Vitamin C: The Universal Protector

Vitamin C (ascorbic acid) is the most versatile water-soluble antioxidant — collagen synthesis, immune function, adrenal steroid production, neurotransmitter synthesis, iron absorption, antioxidant recycling (regenerates vitamin E).

Humans are one of the few mammals that cannot synthesize vitamin C (a mutation in the GULO gene). A goat under stress produces approximately 13,000mg of vitamin C daily. We must get every milligram from food or supplements.

Clinical dosing:

  • General health: 1-3g daily in divided doses.
  • Bowel tolerance dosing (Robert Cathcart method): Increase dose by 1g every hour until loose stools, then back off by 1g. The amount tolerated before bowel tolerance increases dramatically during illness — a useful real-time indicator of tissue need.
  • Liposomal vitamin C: Phospholipid-encapsulated, 2-5x higher bioavailability than standard ascorbic acid, doesn’t cause GI distress.
  • IV vitamin C: Pharmacologic doses (25-100g) achieve plasma levels 100-200x higher than oral. Used in cancer adjunct therapy (Riordan protocol), sepsis (Marik protocol — debated), and severe infections. Requires G6PD screening.

Adrenal glands have the highest concentration of vitamin C in the body. Under chronic stress, vitamin C is rapidly consumed in cortisol production. Adrenal fatigue patients often need 3-5g daily.

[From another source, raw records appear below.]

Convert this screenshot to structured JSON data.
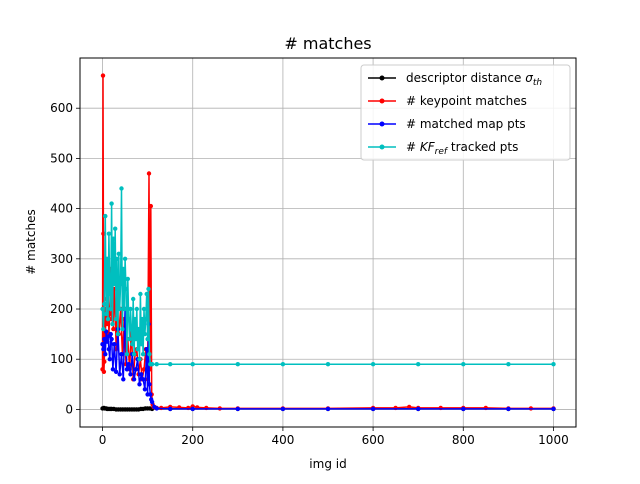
{
  "chart_data": {
    "type": "line",
    "title": "# matches",
    "xlabel": "img id",
    "ylabel": "# matches",
    "xlim": [
      -50,
      1050
    ],
    "ylim": [
      -35,
      700
    ],
    "xticks": [
      0,
      200,
      400,
      600,
      800,
      1000
    ],
    "yticks": [
      0,
      100,
      200,
      300,
      400,
      500,
      600
    ],
    "grid": true,
    "legend_position": "top-right",
    "marker": "dot",
    "colors": {
      "descriptor": "#000000",
      "keypoint": "#ff0000",
      "mapPts": "#0000ff",
      "tracked": "#00bfbf"
    },
    "series": [
      {
        "key": "descriptor",
        "name_prefix": "descriptor distance ",
        "name_math": "σ",
        "name_sub": "th",
        "name_suffix": "",
        "color": "#000000",
        "x": [
          0,
          3,
          5,
          8,
          10,
          12,
          15,
          18,
          20,
          25,
          30,
          35,
          40,
          45,
          50,
          55,
          60,
          65,
          70,
          75,
          80,
          85,
          90,
          95,
          100,
          105,
          110,
          150,
          200,
          300,
          400,
          500,
          600,
          700,
          800,
          900,
          1000
        ],
        "y": [
          2,
          3,
          2,
          2,
          1,
          1,
          1,
          1,
          1,
          1,
          0,
          0,
          0,
          0,
          0,
          0,
          0,
          0,
          0,
          0,
          0,
          1,
          1,
          2,
          2,
          2,
          1,
          1,
          1,
          1,
          1,
          1,
          1,
          1,
          1,
          1,
          1
        ]
      },
      {
        "key": "keypoint",
        "name_prefix": "# keypoint matches",
        "name_math": "",
        "name_sub": "",
        "name_suffix": "",
        "color": "#ff0000",
        "x": [
          0,
          1,
          2,
          3,
          4,
          5,
          6,
          8,
          10,
          12,
          14,
          16,
          18,
          20,
          22,
          24,
          26,
          28,
          30,
          33,
          36,
          40,
          44,
          48,
          52,
          56,
          60,
          64,
          68,
          72,
          76,
          80,
          84,
          88,
          92,
          96,
          100,
          103,
          105,
          107,
          109,
          111,
          113,
          116,
          120,
          130,
          150,
          170,
          190,
          200,
          210,
          230,
          260,
          300,
          400,
          500,
          600,
          650,
          680,
          700,
          750,
          800,
          850,
          900,
          950,
          1000
        ],
        "y": [
          80,
          665,
          350,
          75,
          95,
          200,
          140,
          220,
          170,
          260,
          150,
          190,
          280,
          180,
          230,
          160,
          240,
          200,
          120,
          210,
          150,
          200,
          110,
          180,
          90,
          140,
          80,
          160,
          60,
          110,
          120,
          70,
          100,
          60,
          80,
          120,
          60,
          470,
          80,
          405,
          30,
          10,
          5,
          4,
          3,
          3,
          5,
          4,
          3,
          6,
          4,
          3,
          2,
          2,
          2,
          2,
          3,
          3,
          5,
          3,
          3,
          3,
          3,
          2,
          2,
          2
        ]
      },
      {
        "key": "mapPts",
        "name_prefix": "# matched map pts",
        "name_math": "",
        "name_sub": "",
        "name_suffix": "",
        "color": "#0000ff",
        "x": [
          0,
          2,
          4,
          6,
          8,
          10,
          12,
          14,
          16,
          18,
          20,
          23,
          26,
          30,
          34,
          38,
          42,
          46,
          50,
          54,
          58,
          62,
          66,
          70,
          74,
          78,
          82,
          86,
          90,
          94,
          98,
          100,
          102,
          104,
          106,
          108,
          110,
          115,
          120,
          150,
          200,
          300,
          400,
          500,
          600,
          700,
          800,
          900,
          1000
        ],
        "y": [
          130,
          120,
          140,
          110,
          155,
          135,
          145,
          120,
          100,
          150,
          140,
          80,
          130,
          75,
          160,
          70,
          110,
          60,
          200,
          80,
          90,
          70,
          110,
          60,
          80,
          100,
          50,
          70,
          60,
          40,
          120,
          30,
          170,
          50,
          30,
          20,
          15,
          5,
          2,
          1,
          1,
          1,
          1,
          1,
          1,
          1,
          1,
          1,
          1
        ]
      },
      {
        "key": "tracked",
        "name_prefix": "# ",
        "name_math": "KF",
        "name_sub": "ref",
        "name_suffix": "  tracked pts",
        "color": "#00bfbf",
        "x": [
          0,
          2,
          4,
          6,
          8,
          10,
          12,
          14,
          16,
          18,
          20,
          22,
          24,
          26,
          28,
          30,
          32,
          34,
          36,
          38,
          40,
          42,
          44,
          46,
          48,
          50,
          52,
          54,
          56,
          58,
          60,
          62,
          64,
          66,
          68,
          70,
          72,
          74,
          76,
          78,
          80,
          82,
          84,
          86,
          88,
          90,
          92,
          94,
          96,
          98,
          100,
          102,
          104,
          106,
          108,
          110,
          120,
          150,
          200,
          300,
          400,
          500,
          600,
          700,
          800,
          900,
          1000
        ],
        "y": [
          200,
          160,
          210,
          385,
          190,
          300,
          180,
          350,
          230,
          200,
          410,
          170,
          340,
          250,
          360,
          180,
          300,
          150,
          310,
          200,
          250,
          440,
          160,
          280,
          200,
          300,
          240,
          110,
          260,
          180,
          140,
          200,
          160,
          130,
          220,
          110,
          180,
          140,
          200,
          120,
          160,
          100,
          230,
          130,
          180,
          110,
          200,
          150,
          180,
          230,
          140,
          240,
          110,
          90,
          90,
          90,
          90,
          90,
          90,
          90,
          90,
          90,
          90,
          90,
          90,
          90,
          90
        ]
      }
    ]
  }
}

The Synergy Principle: IFM’s Network Approach

The Institute for Functional Medicine teaches us never to think about single nutrients in isolation. The clinical synergies:

  • D3 + K2 + Magnesium + A: The bone-cardiovascular quartet
  • B2 + B6 + B9 + B12: The methylation team
  • C + E + Glutathione + Selenium: The antioxidant recycling network
  • B1 + B2 + B3 + B5: The mitochondrial energy squad

Testing before supplementing. Personalizing forms based on genetics. Respecting synergies and antagonisms. This is what separates functional medicine nutrition from the random multivitamin approach.

Every nutrient deficiency has a root cause — is it dietary inadequacy, malabsorption, genetic conversion issues, or medication-induced depletion? Find the cause, and the treatment becomes obvious.

What would change in your practice if you tested every patient’s nutrient status before reaching for the prescription pad?